IPO Pertamina Geothermal Energy Dinilai Sudah Tepat, Pengamat: Lebih Strategis Dibanding Pendanaan melalui Perbankan

JAKARTA - Pengamat BUMN Toto Pranoto mengatakan bahwa penawaran saham perdana atau "initial public offering" (IPO) PT Pertamina Geothermal Energy (PGE) memiliki nilai penting dan strategis bagi perusahaan.

"Tidak hanya untuk penambahan modal, IPO juga bisa meningkatkan kinerja perusahaan agar lebih baik lagi," kata Toto dalam keterangan tertulis, dikutip dari Antara, Kamis 23 Februari.

Nilai strategis tersebut, kata dia, dikarenakan sebagai cucu perusahaan Pertamina, PGE merupakan pemain besar pada sektor energi panas bumi sehingga PGE tentu membutuhkan modal usaha atau "capital expenditure" (capex) cukup besar untuk membangun kekuatan.

Apalagi, ia mengatakan terdapat rencana penggabungan bisnis BUMN geothermal di mana PGE merupakan kandidat terkuat sebagai "holding".

"Makanya, IPO ini penting dan strategis buat PGE," kata Toto.

Menurutnya, pendanaan melalui IPO juga cocok untuk PGE lantaran ekuitas melalui IPO bersifat jangka panjang, sesuai dengan karakteristik proyek panas bumi yang juga bersifat jangka panjang.

"Dengan karakteristik seperti itu lah, IPO dinilai lebih sesuai dibandingkan pendanaan lewat perbankan," ujarnya.

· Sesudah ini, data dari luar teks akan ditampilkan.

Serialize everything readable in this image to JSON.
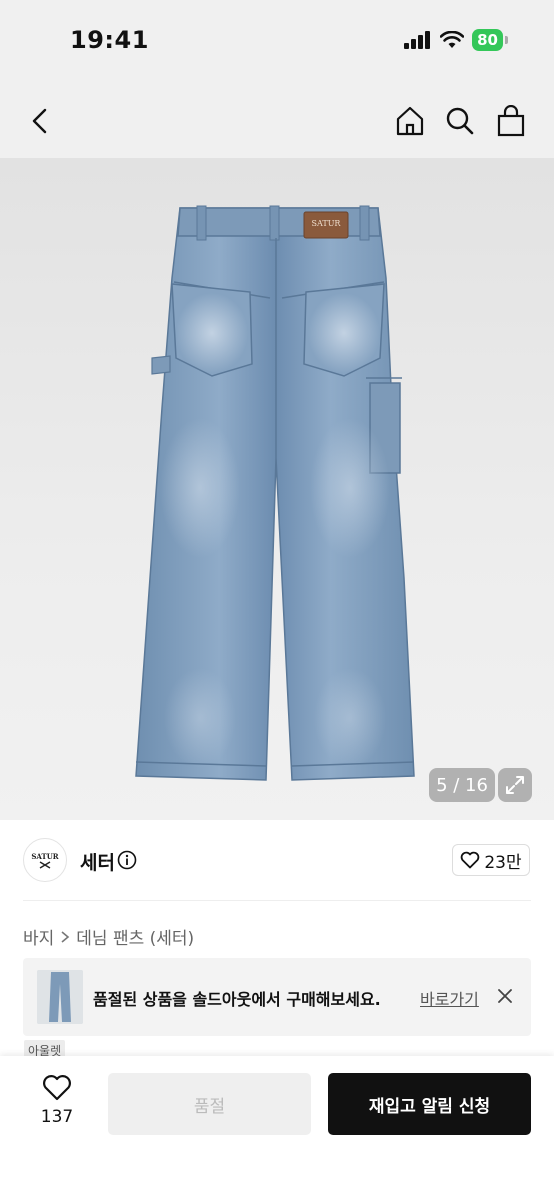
{
  "status_bar": {
    "time": "19:41",
    "battery": "80"
  },
  "nav": {
    "back_icon": "chevron-left-icon",
    "home_icon": "home-icon",
    "search_icon": "search-icon",
    "cart_icon": "shopping-bag-icon"
  },
  "gallery": {
    "current": 5,
    "total": 16,
    "counter_text": "5 / 16",
    "patch_text": "SATUR"
  },
  "brand": {
    "logo_text": "SATUR",
    "name": "세터",
    "likes": "23만"
  },
  "breadcrumb": {
    "category": "바지",
    "subcategory": "데님 팬츠 (세터)"
  },
  "soldout_banner": {
    "message": "품절된 상품을 솔드아웃에서 구매해보세요.",
    "link": "바로가기"
  },
  "outlet_tag": "아울렛",
  "bottom_bar": {
    "wish_count": "137",
    "soldout_label": "품절",
    "restock_label": "재입고 알림 신청"
  },
  "colors": {
    "accent": "#111111",
    "battery": "#34c759",
    "denim": "#7d9ab8"
  }
}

Toto juga menyakini masuknya PGE ke lantai bursa akan memberikan dampak positif bagi kinerja perusahaan. Selain pendanaan, perusahaan publik juga dituntut untuk meningkatkan kinerja.

"IPO ini bukan hanya untuk 'fund raising' saja tetapi juga dengan status terbuka, diharapkan kinerja perusahaan bisa lebih baik karena tuntutan 'good corporate governance' (GCG) yang lebih besar," ujar Toto.

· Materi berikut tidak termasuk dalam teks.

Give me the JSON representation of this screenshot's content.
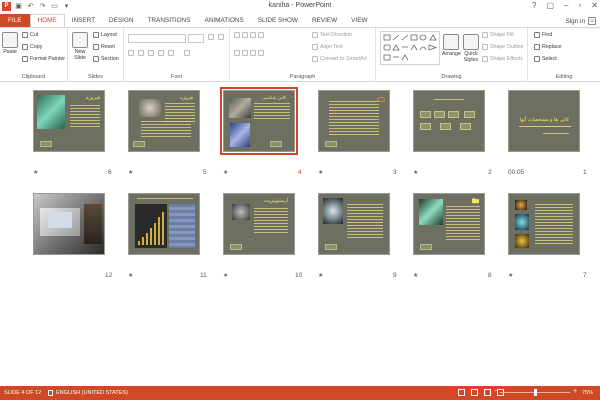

Sebagai perusahaan publik, lanjut dia, PGE bisa menjadi perusahaan yang lebih sehat dan bersih dari praktik-praktik ilegal dan melawan hukum karena terdapat pengawasan dari regulator dan investor publik.

Ia juga optimistis mengenai prospek PGE setelah menjadi perusahaan terbuka. Menurut dia, minat investor seharusnya tinggi karena PGE merupakan bagian dari perusahaan yang mengembangkan energi terbarukan. Sektor tersebut sejalan dengan tren dunia yang semakin gencar melaksanakan transisi energi sehingga potensinya bagus.

Selain itu, Toto juga menilai IPO PGE bukan privatisasi sebab saham yang dilepas ke publik hanya sekitar 25 persen. Dengan demikian, Pertamina masih memegang kendali dalam kebijakan maupun operasional perusahaan.

"IPO PGE merupakan aksi korporasi yang lazim dilakukan oleh perusahaan, baik swasta maupun BUMN," ungkap dia.

Ia pun mencontohkan BUMN yang sukses ketika menjadi perusahaan publik, yakni penjualan saham emiten SMGR atau Semen Indonesia yang ternyata berlipat kali dari saat awal IPO. Tak hanya SMGR, kata dia, sejumlah BUMN juga berhasil mencapai "market capitalization".

"Bahkan, beberapa saham BUMN itu sudah menjadi 'blue chip' di bursa efek Indonesia seperti Telkom, Bukit Asam, Aneka Tambang, BRI, dan lainnya," ucap Toto.